Mobility was central to imperialism, from the human movements entailed in exploration, travel, and migration, to the information, communications and commodity flows vital to trade, science, governance and military power. While historians have written on exploration, commerce, imperial transport and communications networks, and the movements of slaves, soldiers, and scientists, few have reflected upon the social, cultural, economic and political significance of mobile practices, subjects, and infrastructures that underpin imperial networks, or examined the qualities of movement valued by imperial powers and agents at different times. This collection explores the intersection of debates on imperial relations, colonialism and empire with emerging work on mobility. In doing this, it traces how the movements of people, representations, and commodities helped to constitute empires. The collection examines things that moved across the British Empire, including, objects and ideas, as well as the efforts made to prevent and govern these movements. It also considers the systems, networks and infrastructures that enabled imperial mobilities to happen, and things that went wrong. The collection ranges from the late eighteenth century to the early twentieth century, a period that witnessed the eclipse of the ‘first’ British Empire in North America and the Caribbean, and the expansion of an imperial presence in Asia and Africa, and ends with the empire at its greatest extent in the interwar period. Geographically, it encompasses much of the territorial breadth of the British Empire in Africa, Asia, Australasia and the Caribbean. It also ranges off-shore and into the air.

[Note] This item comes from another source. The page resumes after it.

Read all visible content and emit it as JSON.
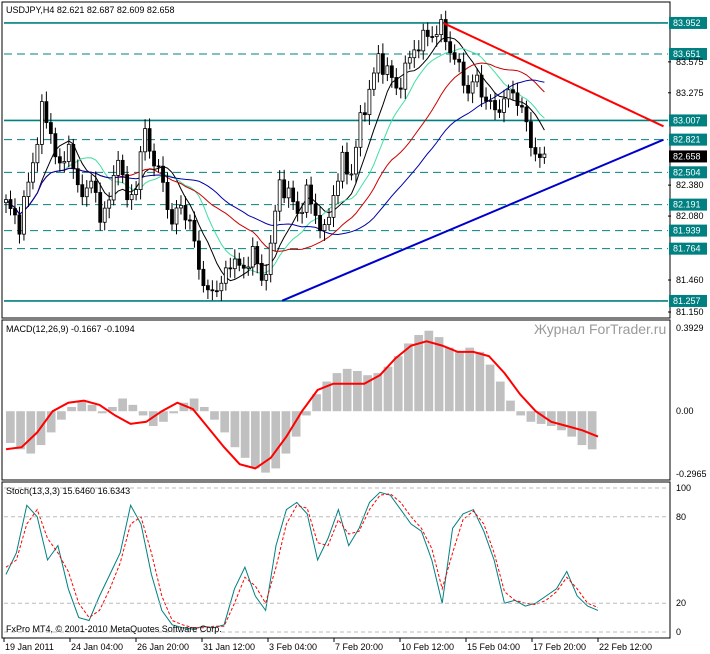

This chapter covers the interwar period and argues that various promoters of British imperial aviation tried to turn national airmindedness into a notion of imperial aeromobility. In 1927 the Air League of the British Empire was restructured in order to work towards a strong air force, the full development of British civil and commercial aviation, and to promote research into aeronautics, that together would provide security and prosperity within the British Empire. The Women’s Engineering Society held speakers’ series on the idea of a new, mobile, airborne empire that provided opportunities for particular women. Imperial aeromobility promised to reorient relations of time and space as well as deliver air control, new forms of tourism, international harmony and even white women’s independence. However, these dreams were undercut by the messy materiality of flights, pilots and passengers being ‘grounded’ in two senses: they could be prevented from flying and they were embedded in ground-based networks. These ‘groundings’ illustrate Saulo Cwerner’s (2009) point that aeromobilities are interdependent with other networks and complicate the illusion of freedom through flight.